Do you agree that the commenter should have used (must) instead of (would) for making deductions. Or maybe should have dropped would and used "and I am sure they have done plenty of testing", but would not this be considered a statement and not a deduction anymore?

I have checked the topics on making deductions about past events and found none used the modal 'would'.

The comments can be found below the article entitled: Android Wear's latest update adds GPS support and offline music playback


It could probably do with one [physical button] on the top or bottom without extruding too much. I don't like how this and others don't favour those who wear it on their right wrist.

Although I haven't tried the Apple Watch, and I am sure they would have done plenty of testing, I don't like the crown. Every other watch I have to take the watch off to use the crown. Maybe it isn't so tight and can be operated smoothly with one finger, unlike standard analoges [sic].

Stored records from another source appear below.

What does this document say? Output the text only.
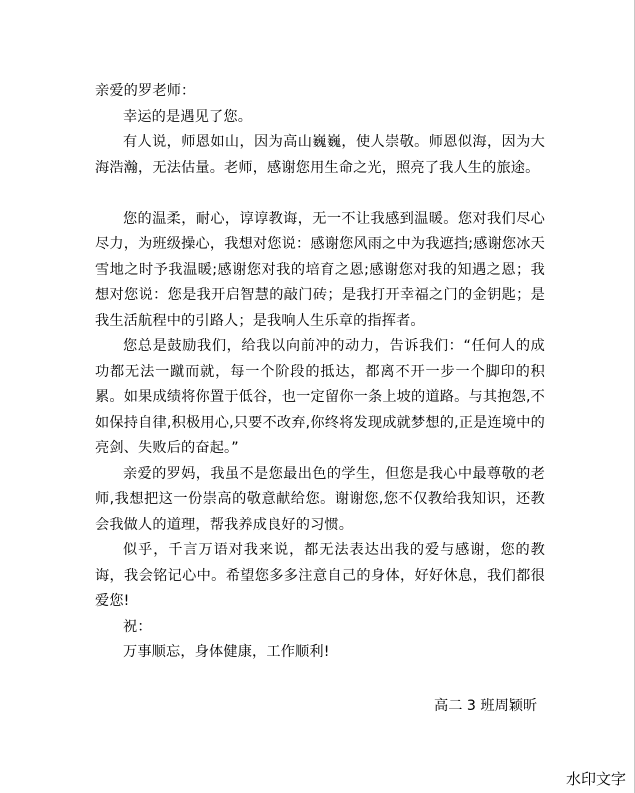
亲爱的罗老师：

幸运的是遇见了您。

有人说，师恩如山，因为高山巍巍，使人崇敬。师恩似海，因为大海浩瀚，无法估量。老师，感谢您用生命之光，照亮了我人生的旅途。

您的温柔，耐心，谆谆教诲，无一不让我感到温暖。您对我们尽心尽力，为班级操心，我想对您说：感谢您风雨之中为我遮挡;感谢您冰天雪地之时予我温暖;感谢您对我的培育之恩;感谢您对我的知遇之恩；我想对您说：您是我开启智慧的敲门砖；是我打开幸福之门的金钥匙；是我生活航程中的引路人；是我响人生乐章的指挥者。

您总是鼓励我们，给我以向前冲的动力，告诉我们：“任何人的成功都无法一蹴而就，每一个阶段的抵达，都离不开一步一个脚印的积累。如果成绩将你置于低谷，也一定留你一条上坡的道路。与其抱怨,不如保持自律,积极用心,只要不改弃,你终将发现成就梦想的,正是连境中的亮剑、失败后的奋起。”

亲爱的罗妈，我虽不是您最出色的学生，但您是我心中最尊敬的老师,我想把这一份崇高的敬意献给您。谢谢您,您不仅教给我知识，还教会我做人的道理，帮我养成良好的习惯。

似乎，千言万语对我来说，都无法表达出我的爱与感谢，您的教诲，我会铭记心中。希望您多多注意自己的身体，好好休息，我们都很爱您!

祝：

万事顺忘，身体健康，工作顺利!

高二 3 班周颖昕
水印文字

The above comment was a reply to the following, probably mistaken, critical comment of an Android Watch


I know this unpopular opinion will get me lambasted, but seriously, Android Wear NEEDS to have some kind of physical button (or other physical input) support instead of being 100% touch-only (no, a single home button a-la iPhone does not count). As much as I hate to admit it, even Apple got this right and realized how stupid multi-touch and touch-only input on a 2 inch screen would be.

  • Maybe the bold clause is a Conditional III with the condition statement omitted. Who knows what WhiteRAZOR was thinking when he wrote what he did?
    – user6951
    Commented Oct 24, 2014 at 8:37

1 Answer 1


To begin with, I see dangers in trying to differentiate too strictly between a statement and a deduction. In one sense, any sentence beginning with, for example, "I am sure (that) ..." is a statement, though what the speaker is claiming to be sure about may well be a deduction.

There is also the problem of knowing how much certainty is in the speaker's mind when s/he begins a statement with "I am sure (that) ...".

We also need to remember that the degree of certainty in my mind when I say "They may have done ..." may be the same as that in your mind when you say "They will have done ..". This is particularly true in speech, when intonation can suggest a great deal.

Having said all that, it seems to me that most speakers have a similar ranking of certainties:

They have done that - seen as a fact

They will have done that - seen as a certainty

They would have done that - seen as a more doubtful certainty.

They must have done that - seen as a logical deduction.

They may have done that - seen as a possibility

They might have done that - seen as a more doubtful possibility.

(Some speakers may use 'may' and 'might' with a very similar meaning, and some may use only one of these two modals.)

That is all a rather long-winded way of saying that "They would have done ..." can assert a degree of certainty, though not, in itself, of deduction.